Miter saw and cleaning the stove cap

I got the new Miter saw up and working after much wailing and gnashing of teeth.  I’m a newbie in regards to some of these new tools safety features so most of my cussing was in regards to releasing the lockdown bolt for the saw arm. If you push down on the saw arm to release the tension on the bolt the saw arm will move up and down easily.  I installed a new saw blade after some figuring out how to remove the safety guard. I have to say the instruction manual for this saw is not the best I have ever used.  I’m glad I got a premium saw blade for the saw. Especially since it is a bit of a pain to replace.

On the actual use of the miter saw for cutting up mill ends for the wood stove, It took much less physical energy compared to using the B&D circular saw. The saw blade made fairly clean cuts on the old mill ends and over all this miter saw makes does a decent job as a chop saw, plus less physical work than a circular saw for cutting mill ends for fire wood is a great thing for me.

The wood stove has not been drawing air via the chimney.  Mom and I have been dealing with two basic fires. The smokey smudge and inferno.  I got up on the roof and the chimney cap was clogged with a lot of creosote. I knocked out most of the creosote build up around the stove cap and the fire place is starting to draw air properly. From what my chimney sweep told me when exposed to cold air the stove cap/spark arrestor will build up creosote because of the change in temp. from hot air from the chimney to cold winter air outside.  My wood pile got wet, so I did not burn dry wood all the time. Wet wood will cause a build up of soot and creosote. I have covered my wood with additional tarps to keep the rain/snow off of the wood. I bought some metal brackets with the addition of 2x4s will let the wood dry naturally. In addition My hope is I can add a cord per month until June/July and that will give the wood a little extra time for wood for winter to dry.

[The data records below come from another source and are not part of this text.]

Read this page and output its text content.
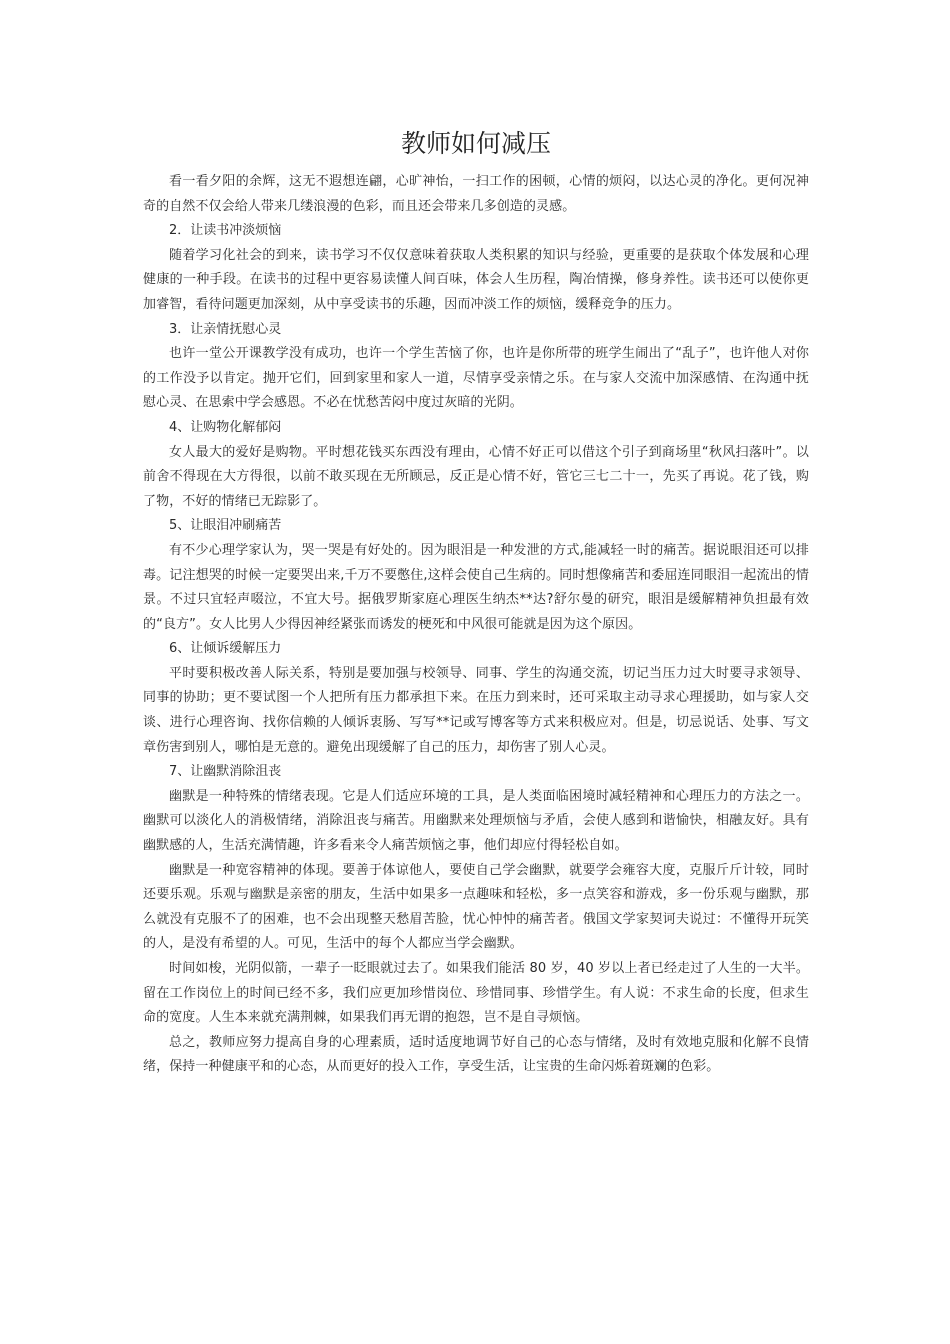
教师如何减压

看一看夕阳的余辉，这无不遐想连翩，心旷神怡，一扫工作的困顿，心情的烦闷，以达心灵的净化。更何况神奇的自然不仅会给人带来几缕浪漫的色彩，而且还会带来几多创造的灵感。

2．让读书冲淡烦恼

随着学习化社会的到来，读书学习不仅仅意味着获取人类积累的知识与经验，更重要的是获取个体发展和心理健康的一种手段。在读书的过程中更容易读懂人间百味，体会人生历程，陶冶情操，修身养性。读书还可以使你更加睿智，看待问题更加深刻，从中享受读书的乐趣，因而冲淡工作的烦恼，缓释竞争的压力。

3．让亲情抚慰心灵

也许一堂公开课教学没有成功，也许一个学生苦恼了你，也许是你所带的班学生闹出了“乱子”，也许他人对你的工作没予以肯定。抛开它们，回到家里和家人一道，尽情享受亲情之乐。在与家人交流中加深感情、在沟通中抚慰心灵、在思索中学会感恩。不必在忧愁苦闷中度过灰暗的光阴。

4、让购物化解郁闷

女人最大的爱好是购物。平时想花钱买东西没有理由，心情不好正可以借这个引子到商场里“秋风扫落叶”。以前舍不得现在大方得很，以前不敢买现在无所顾忌，反正是心情不好，管它三七二十一，先买了再说。花了钱，购了物，不好的情绪已无踪影了。

5、让眼泪冲刷痛苦

有不少心理学家认为，哭一哭是有好处的。因为眼泪是一种发泄的方式,能减轻一时的痛苦。据说眼泪还可以排毒。记注想哭的时候一定要哭出来,千万不要憋住,这样会使自己生病的。同时想像痛苦和委屈连同眼泪一起流出的情景。不过只宜轻声啜泣，不宜大号。据俄罗斯家庭心理医生纳杰**达?舒尔曼的研究，眼泪是缓解精神负担最有效的“良方”。女人比男人少得因神经紧张而诱发的梗死和中风很可能就是因为这个原因。

6、让倾诉缓解压力

平时要积极改善人际关系，特别是要加强与校领导、同事、学生的沟通交流，切记当压力过大时要寻求领导、同事的协助；更不要试图一个人把所有压力都承担下来。在压力到来时，还可采取主动寻求心理援助，如与家人交谈、进行心理咨询、找你信赖的人倾诉衷肠、写写**记或写博客等方式来积极应对。但是，切忌说话、处事、写文章伤害到别人，哪怕是无意的。避免出现缓解了自己的压力，却伤害了别人心灵。

7、让幽默消除沮丧

幽默是一种特殊的情绪表现。它是人们适应环境的工具，是人类面临困境时减轻精神和心理压力的方法之一。幽默可以淡化人的消极情绪，消除沮丧与痛苦。用幽默来处理烦恼与矛盾，会使人感到和谐愉快，相融友好。具有幽默感的人，生活充满情趣，许多看来令人痛苦烦恼之事，他们却应付得轻松自如。

幽默是一种宽容精神的体现。要善于体谅他人，要使自己学会幽默，就要学会雍容大度，克服斤斤计较，同时还要乐观。乐观与幽默是亲密的朋友，生活中如果多一点趣味和轻松，多一点笑容和游戏，多一份乐观与幽默，那么就没有克服不了的困难，也不会出现整天愁眉苦脸，忧心忡忡的痛苦者。俄国文学家契诃夫说过：不懂得开玩笑的人，是没有希望的人。可见，生活中的每个人都应当学会幽默。

时间如梭，光阴似箭，一辈子一眨眼就过去了。如果我们能活 80 岁，40 岁以上者已经走过了人生的一大半。留在工作岗位上的时间已经不多，我们应更加珍惜岗位、珍惜同事、珍惜学生。有人说：不求生命的长度，但求生命的宽度。人生本来就充满荆棘，如果我们再无谓的抱怨，岂不是自寻烦恼。

总之，教师应努力提高自身的心理素质，适时适度地调节好自己的心态与情绪，及时有效地克服和化解不良情绪，保持一种健康平和的心态，从而更好的投入工作，享受生活，让宝贵的生命闪烁着斑斓的色彩。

Over all for my wood stove, it looks like I need to stock up about 6 cords of wood and correct the current wood pile arrangement to insure a thorough drying of the wood.  That would give me dry wood for the upcoming winter season and dry out the extra wood for the next fire wood season.  Buying six cords of wood seems a bit daunting at first but if Idaho has more warm winters, getting a cord of wood each month should keep costs manageable.  I’ll have enough wood on hand for 2 years. At worse I know with 6 cords of wood I will have more than enough wood on hand for a very cold winter.

The Home Depot class for making a storage shelf/bench using a wood storage crate (as a base) that was outstanding. Mom and I took home one of the example/finished storage project crates and fits perfectly in the backdoor entry way for a storage bench. I was surprised by how good the the little storage crate bench looked finished and I want to add a few variations on that concept here in the house for additional storage that is functional and looks great.  I look at the basic storage crate and I know I could build that with a bit of trial and error. Everything after building a simple box that is a matter of scale and angles. Simple does not mean easy, but getting the basics down in wood working and carpentry will make big projects doable.

Update on the radiant heat barrier in the chicken coop. On average the chicken house is at least 10 degrees F. above the outside ambient temperature. Mom is not using the electric heater, and the only heat is via a 100 watt light bulb used more for 12 hours of light rather than heat.  Egg production is increasing again though Mom has older birds of the 2-5 year range.  I think Mom is a bit over zealous about “protecting” her chickens, but I am very impressed by the how well the radiant heat barrier has preformed stopping drafts and retaining heat in the chicken house.